TAMPA — By the time Xiomara Medrano broke down in design class that day at Leto High School, she had been living on her own for years.
She'd bounced from one stranger's home to the next — about a dozen in 18 months, working as a waitress to pay rent. Then the restaurant fired her, fearing repercussions over her illegal immigration status.
She worried that if she told adults her problems — that her mother couldn't support her — they'd both be deported to El Salvador.
But that day this past fall, when the high school senior started weeping and couldn't stop, everything began to change.
A school counselor made phone calls and eventually found Gulfcoast Legal Services in St. Petersburg.
The nonprofit legal advocacy group took Xiomara's case, adding it to about 70 other cases of immigrant children in a five-county area. Many are neglected, abused and abandoned, alone without legal status.
"Some kids are traveling here by themselves, some did come here to be reunified with their families, and others were abandoned once they got here," said Mariam Ahmedani, a Gulfcoast attorney who was instrumental in formalizing the agency's new pro bono program for immigrant children, called GLS Child. The program was unveiled during a reception Thursday at Fowler White Boggs law offices in Tampa.
Experts say about 8,000 to 9,000 children a year come to the United States alone or unaccompanied by an adult. Often abused or victims of rape, many are put in detention centers without access to an attorney.

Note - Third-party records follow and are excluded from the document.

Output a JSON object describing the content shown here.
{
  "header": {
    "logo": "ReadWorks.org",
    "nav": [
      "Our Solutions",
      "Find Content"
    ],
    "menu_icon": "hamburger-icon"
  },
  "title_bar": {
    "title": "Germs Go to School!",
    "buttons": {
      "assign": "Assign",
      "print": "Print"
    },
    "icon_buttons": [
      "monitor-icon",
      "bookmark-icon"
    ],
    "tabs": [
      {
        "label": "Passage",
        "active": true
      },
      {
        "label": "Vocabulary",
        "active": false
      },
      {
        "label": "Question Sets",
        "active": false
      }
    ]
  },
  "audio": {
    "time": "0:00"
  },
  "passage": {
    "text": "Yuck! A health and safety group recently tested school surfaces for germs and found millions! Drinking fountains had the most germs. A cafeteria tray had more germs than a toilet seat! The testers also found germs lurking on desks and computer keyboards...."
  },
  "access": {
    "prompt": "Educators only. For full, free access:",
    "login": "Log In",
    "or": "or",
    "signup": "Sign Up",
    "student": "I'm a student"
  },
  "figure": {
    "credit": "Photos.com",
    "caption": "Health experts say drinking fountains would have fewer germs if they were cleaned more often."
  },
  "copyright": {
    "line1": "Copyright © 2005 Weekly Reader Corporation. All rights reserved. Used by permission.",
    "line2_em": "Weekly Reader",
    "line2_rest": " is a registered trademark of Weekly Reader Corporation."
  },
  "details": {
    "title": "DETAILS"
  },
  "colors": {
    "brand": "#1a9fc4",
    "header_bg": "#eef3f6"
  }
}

"They all have terrible stories," attorney Adriana Dinis said.
Two of the clients were brothers, ages 3 and 1, found walking along U.S. 19 in New Port Richey. The older boy was carrying his baby brother. Officials placed them in foster care and eventually they were adopted, Ahmedani said.
GLS Child provides specialized legal services for immigrant children, many of whom are eligible for legal status. For instance, a child victim of abuse, neglect or abandonment could qualify for special immigrant juvenile status. Others might qualify for asylum or a U-visa, which the government created for victims — children or adults — of certain violent crimes.
Once Gulfcoast received Xiomara's case, its attorneys filed for the juvenile status visa in November. Meanwhile, they found a place for her to live in a homeless shelter for young women in Tampa.
By April, Xiomara, then 18, had her green card, or permanent residency. She never abandoned her studies, graduating from Leto High in June.
Xiomara thought her only prospects after high school would be to return to her former home in El Salvador, now overrun by violent gangs. Instead, she will start classes in August at Hillsborough Community College. She wants to be an obstetrician.
School counselor Kathy Wiggins watched the young woman transform in a few short months, escaping from the edge of homelessness to a life where she can now focus on her education.
"Her smile came back," Wiggins said.
At the reception Thursday, Xiomara stood next to Wiggins in a smart brown pantsuit before a room full of attorneys.
"I have no words to express how thankful I am," she said. "They changed my entire life. I can go to college now."
She stopped, choked up, as the attorneys broke into applause.